Found: Rare Pics from Another Era

NGMA will showcase an archival treasure from photojournalist Kulwant Roy, including pictures from the freedom struggle, writes Saloni Mital

BANGALORE: History waited since 1984 in a corner of commercial photographer Aditya Arya’s home in Delhi. A treasure of photographs belonging to photojournalist and family friend Kulwant Roy, dating back to 1930-1960, remained undiscovered in storage boxes in Arya’s home till 2008.

This work of great archival value will now be showcased at an exhibition at the NGMA in Bangalore on October 10-11.

The pictures capture salient moments from the freedom struggle, and provide insights into the key figures who stirred the nationalist fervour. The display includes 227 archival prints and more than 100 original silver bromide prints. Also on show are letters that Roy wrote during a world tour, and rare, vintage cameras that he used.

The life story of the photographer runs parallel with that of his archivist though the narratives  unfold in different times.

According to the archival information collected by Arya, Kulwant Roy was born in Baglikalan in Ludhiana. A friend of Arya’s family, Roy learnt photography from Arya’s great uncles in the 1920s  before embarking on his career.

His earliest work of importance was documenting the meeting of Mahatma Gandhi and ‘Frontier’ Gandhi or Khan Abdul Ghafar Khan in the North West Frontier Province (in present-day Pakistan) in 1938. The exhibition in Bangalore will include large reproductions of rare negatives from the meeting.

Roy went on to join the Royal Indian Air Force where he experimented with aerial shots from the cockpit of planes. Eventually, patriotism pushed him to stand up against discrimination by his British-origin superiors of the Royal Air Force. It led to a court martial and a discharge.

It was a tumultuous time in India because the country's history was being written. Roy planted himself right in its midst with his camera and moved to Delhi, the nerve-centre of the political action for freedom.

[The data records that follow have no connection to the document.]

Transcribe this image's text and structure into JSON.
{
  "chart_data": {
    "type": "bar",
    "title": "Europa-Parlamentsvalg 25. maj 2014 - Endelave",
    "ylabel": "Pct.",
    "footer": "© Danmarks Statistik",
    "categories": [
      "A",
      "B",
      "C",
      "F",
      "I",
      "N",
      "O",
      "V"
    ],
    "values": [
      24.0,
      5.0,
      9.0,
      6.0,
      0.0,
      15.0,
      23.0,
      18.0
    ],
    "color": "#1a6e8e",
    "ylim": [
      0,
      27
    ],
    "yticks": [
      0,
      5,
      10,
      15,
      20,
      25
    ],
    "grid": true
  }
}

He was able to capture many momentous events, like the Simla Cabinet Mission in 1945. The photos breathe life into what we just know as glorious chapters from another era. After 1947, Roy, travelled around the country and documented the changes that the nascent country was going through. He built a veritable treasure chest of rare visual history that depicts the beginning of nation building.

In 1958, Roy left for a world tour with his photographs and was published in newspapers abroad. Prominent among his work were pictures of people on the Amarnath yatra.

During his world tour, he took several photographs and mailed the negatives and the prints to his home in Delhi in 1963. On returning, Roy kept waiting for them but they never turned up and were lost forever. It broke his spirit and he kept searching for them in the dustbins of Delhi.

Roy had learnt photography from Arya’s great uncles in the 1920s in Lahore. “They had parted ways later but he again became close to my family in the '60s," says Arya.

In the 1970s, Arya discovered photography when he was 15. Roy appointed Arya as his assistant and his days were spent with the photographer at his house near Kashmiri Gate in Delhi.

"He never married and my family was all he had. My parents were very protective of him and made sure he had at least one meal a day with us," says Arya.

When Roy died in 1984, he left several of his boxes to Arya, where they remained unopened for about 25 years.

Arya’s mother, who passed away last year, would constantly remind him of the boxes that Roy had left behind.

"She had promised Roy that these photographs would find their rightful place. But I sat on it for so many years because I was scared that once these boxes were opened, their contents would overtake my life. With each picture, I go back in history. He was writing visual history back then. It is important to preserve them," he says.

In 2008, Aditya opened the boxes and discovered gold.  Since then his profession has taken a backseat and he has been passionately working towards getting Roy's work given its rightful place in history. Arya has put up numerous shows across the country to showcase his teacher’s work. He also wants to take these masterpieces to schools and colleges, so that students' understanding of those times is not limited to text books alone.

With Roy’s posthumous help in him becoming a visual history archivist, Arya has also opened a camera museum in Delhi that has nearly 800 cameras from the 1870s.

"Today's generation doesn't know where mega pixels came from. In those days, political photographers worked really hard to get a single, important shot. There was no scope to tell Mahatma or Jinnah, 'Sir ek baar aur' (Sir, one more time please). If a moment was lost, it was lost forever," he adds. 

Arya's days are spent poring over these images and connecting them to news articles from that time. Recently he found a set of pictures from Gandhi's funeral. And the narratives continue.